Devices such as press controllers must provide a high degree of safety and must be fail-safe so that they are switched to a safety side when failures, short circuits, disconnections, etc., occur. Load driving circuits for driving loads such as motors and solenoids that are controlled must also be fail-safe.
One of the conventional load driving circuits directly connects a semiconductor switch such as a thyristor, a solid-state relay (hereinafter referred to as SSR), or an electromagnetic relay having contacts to a load in series and provides a load driving instruction signal to turn ON and OFF the switch or the relay, to thereby control the operation of the load.
If the semiconductor switch short-circuits or if the relay contact melts, a current will flow to the load even if there is no input signal (load driving instruction signal). Namely, the conventional circuit has a danger that it may erroneously provide an output to the load although there is no input. Such circuit is not fail-safe, and therefore, is unemployable for devices that require a high degree of safety. To be fail-safe, the load driving circuits may employ an electromagnetic relay having special contacts (for example, carbon contacts) that never melt. This sort of contacts, however, is short in service life.
To secure fail-safe characteristics, another type of load driving circuits has been proposed (Japanese Unexamined Patent Publication Nos. 60-223445 and 60-227326 and U.S. Pat. No. 4,661,880). These circuits directly control a load driving switch circuit with an input signal (load driving instruction signal) and monitor the ON/OFF status of the switch circuit through a fail-safe monitor circuit.
Upon detecting electricity supplied to a load with no input signal, the monitor circuit forcibly breaks a primary power source, to surely prevent the most serious accident during the operation of the load.
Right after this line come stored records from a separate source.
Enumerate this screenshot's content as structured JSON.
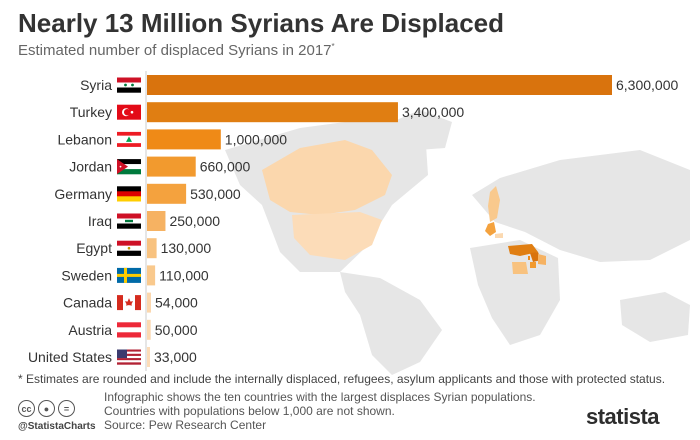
{
  "header": {
    "title": "Nearly 13 Million Syrians Are Displaced",
    "subtitle": "Estimated number of displaced Syrians in 2017",
    "subtitle_marker": "*"
  },
  "chart_data": {
    "type": "bar",
    "orientation": "horizontal",
    "categories": [
      "Syria",
      "Turkey",
      "Lebanon",
      "Jordan",
      "Germany",
      "Iraq",
      "Egypt",
      "Sweden",
      "Canada",
      "Austria",
      "United States"
    ],
    "values": [
      6300000,
      3400000,
      1000000,
      660000,
      530000,
      250000,
      130000,
      110000,
      54000,
      50000,
      33000
    ],
    "value_labels": [
      "6,300,000",
      "3,400,000",
      "1,000,000",
      "660,000",
      "530,000",
      "250,000",
      "130,000",
      "110,000",
      "54,000",
      "50,000",
      "33,000"
    ],
    "flags": [
      "syria-flag",
      "turkey-flag",
      "lebanon-flag",
      "jordan-flag",
      "germany-flag",
      "iraq-flag",
      "egypt-flag",
      "sweden-flag",
      "canada-flag",
      "austria-flag",
      "usa-flag"
    ],
    "bar_colors": [
      "#d9730d",
      "#e07e12",
      "#ef8a17",
      "#f29a2e",
      "#f4a23e",
      "#f6b262",
      "#f8c27f",
      "#f9c98d",
      "#fbd7ad",
      "#fbd9b1",
      "#fcdcb8"
    ],
    "xlim": [
      0,
      6300000
    ],
    "grid": false
  },
  "footnote": "* Estimates are rounded and include the internally displaced, refugees, asylum applicants and those with protected status.",
  "footer": {
    "note_line1": "Infographic shows the ten countries with the largest displaces Syrian populations.",
    "note_line2": "Countries with populations below 1,000 are not shown.",
    "source": "Source: Pew Research Center",
    "handle": "@StatistaCharts",
    "brand": "statista",
    "license_icons": [
      "cc-icon",
      "attribution-icon",
      "no-derivatives-icon"
    ]
  }
}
Another type of load driving circuits connects an input signal to a power supply circuit of a load via an electrically isolated signal receiving system involving a transformer. According to this type, an AC input signal (load driving instruction signal) is amplified by an amplifier, and the amplified signal is supplied to a primary winding of the transformer so that a secondary winding thereof may generate an alternating current. The alternating current is converted by a rectifier diode into a direct current, which is supplied to the power supply circuit of the load.
This arrangement involves no semiconductor switches that may cause short-circuit failures nor has the problem of short service lives of electromagnetic relays, thereby ensuring fail-safe characteristics.
Even of this type, load driving circuits of large capacity for, for example, presses usually employ contact breaking mechanisms having relays for breaking a primary power source that supplies electricity to a load. Since the contact breaking mechanisms always have the problem of melt and wear, they are unsatisfactory in reliability.
According to the technique of indirectly driving a load through a transformer in response to an input signal, the load will generate a counter-electromotive force when the input signal is turned OFF, if the load is a DC electromagnetic valve or relay that is inductive. The counter-electromotive force produces a discharge current, which flows to a power supply circuit of the load through a rectifier diode. This results in causing a delay in stopping the load after the turning OFF of the input signal.
Some loads such as electromagnetic valves and relays show hysteresis that an input level for starting the loads differs from an input level for stopping the loads. These hysteresis loads continuously operate if an input level sufficient for maintaining the operation is supplied thereto after the start thereof. In spite of this phenomenon, the prior art continuously supplies the starting input level as it is to the loads, thereby wasting electricity.
Accordingly, an object of the first invention is to provide a fail-safe load driving circuit employing a non-contact breaking mechanism for breaking a primary power source. An object of the second invention is to provide a load driving circuit for supplying a high voltage to start an inductive load showing hysteresis that an operation stop voltage is lower than an operation start voltage and supplying a voltage that is slightly higher than the operation stop voltage during a steady-state operation, thereby lessening a delay in stopping the load after the turning OFF of an input signal. An object of the third invention is to provide a load driving circuit that is capable of saving electricity when driving a hysteresis load.